This weekend Scott and I took most of our staff to Chicago. It's our third year of doing this and each year is a great experience. This year I went to a business forum with a co-worker while the other girls attended classes on long hair design and new trends. The business forum that I attended was refreshing. I am the type of person that needs to soak it all in and process it a few times over. It was a five hour class that left me with quite a bit to digest. One of the speakers said that you can only have five major roles in your life. It made total sense but as I wrote down what I consider the most important roles I realized that these will soon be rearranged. I looked at my list, counted on my fingers, thought about it some more and yep, those were my roles. Wife, Salon Owner, Stylist, Fitness/health lover, and Educator. I feel God has blessed me with a deep love of taking responsibility for these roles. My roles are something I am proud to have. The learning process and growth over the years has deepened my faith and my relationships.

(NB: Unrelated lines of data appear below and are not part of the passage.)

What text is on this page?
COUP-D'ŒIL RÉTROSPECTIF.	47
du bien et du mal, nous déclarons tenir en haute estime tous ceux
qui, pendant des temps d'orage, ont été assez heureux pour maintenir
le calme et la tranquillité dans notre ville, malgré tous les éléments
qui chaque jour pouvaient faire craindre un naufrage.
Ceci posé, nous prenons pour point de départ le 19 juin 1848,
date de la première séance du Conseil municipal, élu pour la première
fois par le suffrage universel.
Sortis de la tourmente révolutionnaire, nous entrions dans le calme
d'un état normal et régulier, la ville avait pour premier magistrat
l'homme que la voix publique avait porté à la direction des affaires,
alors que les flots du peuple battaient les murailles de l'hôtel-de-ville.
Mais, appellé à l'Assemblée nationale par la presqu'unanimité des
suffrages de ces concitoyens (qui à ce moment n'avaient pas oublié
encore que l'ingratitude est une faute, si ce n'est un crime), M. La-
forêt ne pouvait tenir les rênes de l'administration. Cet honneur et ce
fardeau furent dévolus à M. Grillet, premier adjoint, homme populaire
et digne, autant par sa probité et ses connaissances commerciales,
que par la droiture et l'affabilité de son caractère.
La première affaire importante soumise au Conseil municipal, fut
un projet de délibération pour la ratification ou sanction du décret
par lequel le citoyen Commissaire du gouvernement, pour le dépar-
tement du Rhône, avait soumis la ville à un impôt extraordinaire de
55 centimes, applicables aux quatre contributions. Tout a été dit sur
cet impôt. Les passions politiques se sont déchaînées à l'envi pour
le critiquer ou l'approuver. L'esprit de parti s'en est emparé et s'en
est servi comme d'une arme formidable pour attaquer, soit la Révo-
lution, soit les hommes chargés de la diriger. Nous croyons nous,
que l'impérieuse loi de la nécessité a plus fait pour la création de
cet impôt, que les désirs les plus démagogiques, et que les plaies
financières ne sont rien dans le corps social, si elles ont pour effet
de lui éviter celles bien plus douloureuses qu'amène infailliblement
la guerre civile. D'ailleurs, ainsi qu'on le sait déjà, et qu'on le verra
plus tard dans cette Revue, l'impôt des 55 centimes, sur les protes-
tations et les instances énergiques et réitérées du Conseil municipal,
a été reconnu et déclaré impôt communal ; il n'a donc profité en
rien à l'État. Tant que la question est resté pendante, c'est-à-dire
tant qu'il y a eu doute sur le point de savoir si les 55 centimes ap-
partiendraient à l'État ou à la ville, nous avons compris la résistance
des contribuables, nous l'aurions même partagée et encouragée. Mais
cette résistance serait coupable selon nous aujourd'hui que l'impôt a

Since Scott and I took a leap of faith and opened our salon in 2008 we have been blessed beyond belief. We started out with two stylists and now we are a beautiful family of 16. Our staff is gifted and full of personality. It's not a coincidence that they were hired here though. It's purely because they were meant to be here. Even the employee that stole from us was suppose to be there at that moment. It was a learning experience for us and made us more aware of how to take care of the security in our business. Our staff has brought our dreams into reality and we have been able to make their dreams a reality as well. What a tremendous blessing!
Now, I am reflecting on my roles that I have taken so seriously since I was 20. I never would've predicted that a role would be "mother." I know that it's going to be amazing but I think it would be unnatural if I didn't say that a part of me will mourn a role that needs to be minimized. Some of you might say that this is not necessary but I have not taken my roles lightly. I am serious and dedicated to being a wife, salon owner, stylist, health/fitness lover and educator. These have been a strong source of blessing, strength, and growth.
I know that I need to make some adjustments but I have great peace about it all. My role as wife will remain. The role of "mother" will soon be next up on the list. I am praying about these other roles and what they will look like in the future. I don't think I want to try to predict it in detail but I know that it will all work out. Studio7 is thriving and our staff is hard working and responsible. My clients are understanding and supportive of my life changing. Personal fitness and health is what makes my body function and my mind refresh but it may look different in the future. Educating will hopefully still be a part of my life somewhere but we will just see where.
Life is suppose to change. It is suppose to move forward and once it's moved on you don't look back with regrets. You live and learn and keep on the journey. People always tell Scott and I that it was a daring move to open our own business but I don't know any other way of living. I am told that once our baby is born that I will not remember any other way of living. God opens doors and calls us to come inside. It's another door to walk through and great things await.